I reiterate my request from this message <http://permalink.gmane.org/gmane.comp.lib.boost.devel/214601>: would those interested in the UTF String library please comment on the new version?

Hi Chad, It looks like you've started a new thread in the hope of "throwing Mathias off the scent". His tone has indeed been unusually aggressive and it would be good to get some other peoples' comments - but to me, it looks like he has made a fundamentally accurate analysis of your proposal. For example, you have this "almost" random-access feature that, IIUC, for UTF-8 will give you O(1) random access if you have only ASCII characters and for UTF-16 will give you O(1) random access if you have only BMP characters. That's just horrible! Imagine an email application that slows down by a factor of N when it receives a message with a non-BMP character in it - yuk. IMHO, if you want to add these features, they should be done in a way that prevents the user from accidentally misusing them. Rather than this drop-in replacement for std::string that misbehaves at run time, I would prefer something that requires some work to make it fit, but then behaves as expected. Regards, Phil.

Chad Nelson

5:44 p.m.

On Fri, 11 Feb 2011 17:22:50 +0000 "Phil Endecott" <spam_from_boost_dev@chezphil.org> wrote:

...

Chad Nelson wrote:

...
I reiterate my request from this message <http://permalink.gmane.org/gmane.comp.lib.boost.devel/214601>: would those interested in the UTF String library please comment on the new version?

It looks like you've started a new thread in the hope of "throwing Mathias off the scent".

More to leave the bad taste of the previous thread behind, for myself and other potential participants.

...

His tone has indeed been unusually aggressive and it would be good to get some other peoples' comments - but to me, it looks like he has made a fundamentally accurate analysis of your proposal.

Maybe so, I couldn't tell the good feedback from the bad.

...

For example, you have this "almost" random-access feature that, IIUC, for UTF-8 will give you O(1) random access if you have only ASCII characters and for UTF-16 will give you O(1) random access if you have only BMP characters. That's just horrible! [...]

If you put it that way, you're right. I assumed that the developer using the library would read the documentation and know that the iterators weren't always true random-access, but that assumption doesn't stand up to conscious examination.

...

IMHO, if you want to add these features, they should be done in a way that prevents the user from accidentally misusing them. Rather than this drop-in replacement for std::string that misbehaves at run time, I would prefer something that requires some work to make it fit, but then behaves as expected.

Perhaps renaming the current iterator types to "fast_iterator", and making the standard iterators bidirectional ones?

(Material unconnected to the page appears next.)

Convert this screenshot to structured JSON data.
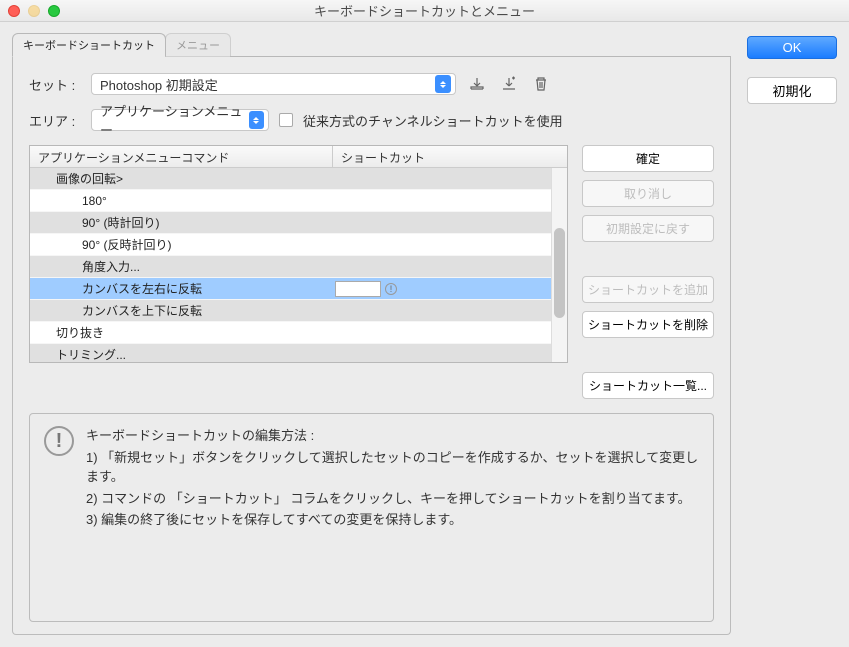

I'd hate to saddle all UTF strings with only bidirectional iterators when many of them can use the much faster random-access ones. -- Chad Nelson Oak Circle Software, Inc. * * *

Vlad Lazarenko

6:24 p.m.

On Fri, Feb 11, 2011 at 12:44 PM, Chad Nelson <chad.thecomfychair@gmail.com>wrote:

...

On Fri, 11 Feb 2011 17:22:50 +0000 "Phil Endecott" <spam_from_boost_dev@chezphil.org> wrote:

...
Chad Nelson wrote:

...
I reiterate my request from this message <http://permalink.gmane.org/gmane.comp.lib.boost.devel/214601>: would those interested in the UTF String library please comment on the new version?

It looks like you've started a new thread in the hope of "throwing Mathias off the scent".

More to leave the bad taste of the previous thread behind, for myself and other potential participants.

...
His tone has indeed been unusually aggressive and it would be good to get some other peoples' comments - but to me, it looks like he has made a fundamentally accurate analysis of your proposal.

Maybe so, I couldn't tell the good feedback from the bad.

...
For example, you have this "almost" random-access feature that, IIUC, for UTF-8 will give you O(1) random access if you have only ASCII characters and for UTF-16 will give you O(1) random access if you have only BMP characters. That's just horrible! [...]

If you put it that way, you're right. I assumed that the developer using the library would read the documentation and know that the iterators weren't always true random-access, but that assumption doesn't stand up to conscious examination.

Unfortunately, users tend not to read documentation. From my experience, many just using copy-paste from examples and modify the result to fit their needs. IMHO the default behavior should be the fastest from the most safest. But having an example of "tricky" usage to improve performance with the explanation of pros and cons will help some users to copy-paste from the right place and read documentation before they do so.

...

...
IMHO, if you want to add these features, they should be done in a way that prevents the user from accidentally misusing them. Rather than this drop-in replacement for std::string that misbehaves at run time, I would prefer something that requires some work to make it fit, but then behaves as expected.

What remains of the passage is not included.